O alto empresariado, detentor de uma fabulosa força de pressão política, dá de ombros para a sociedade e, desde que seus lucros sejam garantidos, alinha-se a quem mais o beneficie no curto prazo, esquecendo que um mercado saudável lhe poderia render melhores frutos, porém com mais esforço.

Felizmente, a única parte dessa miríade de instituições que funcionou a contento foi o povo. Sempre tido como majoritariamente analfabeto político e funcional, que só deseja a presença de um inchado Estado garantidor, aquele que deve tudo controlar e tem a obrigação de amparar os mais desvalidos, mostrou um surpreendente amadurecimento, despachou para casa muitas raposas políticas sonegando-lhes o voto e elegeu para o Planalto um candidato que sempre se mostrou disposto a combater a corrupção e enxugar o Estado.

E então? Nossas instituições democráticas estão funcionando?

Apesar de todo o sarcástico pessimismo até aqui explicitado, ainda penso que, sim, está funcionando. Fomos salvos por nós mesmos, os eleitores, portanto só podemos afirmar que, apesar de ainda termos idiossincrasias jurídicas e políticas, estamos no caminho certo para, com o tempo, corrigi-las.

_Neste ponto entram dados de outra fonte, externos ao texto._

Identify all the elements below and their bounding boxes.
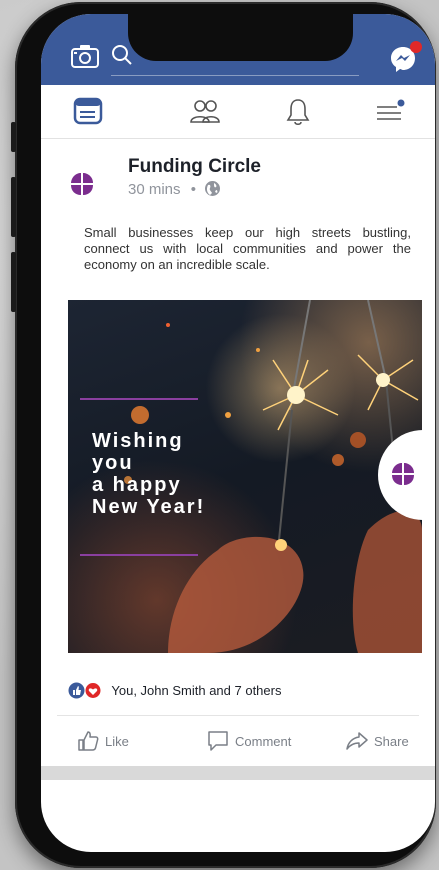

Se, na política houve uma salutar e inesperada renovação, que aponta para caminhos opostos aos que até agora vínhamos trilhando, na Justiça temos a satisfação de ter visto despontar juízes como Moro, Bretas, Wallisley, Gabriela Hardt e Carolina Lebbos, se não me engano todos da faixa dos 40 anos, os desembargadores da Quarta Região, talvez na casa dos 50, ou seja, uma nova geração que se desponta e mostra que, apesar da contaminação dos mais antigos, aflora uma força moralizante.

Não naquele patamar que nosso ufanismo nacionalista gostaria de bradar ao mundo, mas estamos aprendendo rapidamente. Para um país com pouco mais de cinco séculos de vício, os acontecimentos desses anos de uma eleição a outra foram absolutamente auspiciosos. Se, por um lado, mostrou as vísceras de um Estado podre, por outro serviu para retirar da letárgica conivência grande parte da população, e estamos nos conscientizando de que as Instituições Democráticas, em última instância, somos nós mesmos.

João Batista Cenzi
João Batista Cenzi é engenheiro mecânico, administrador de empresas e, atualmente, diretor da Instituto Pesquisas de Opinião Censuk. É comentarista constantemente convidado nas programações da TV Candidés e da Minas FM.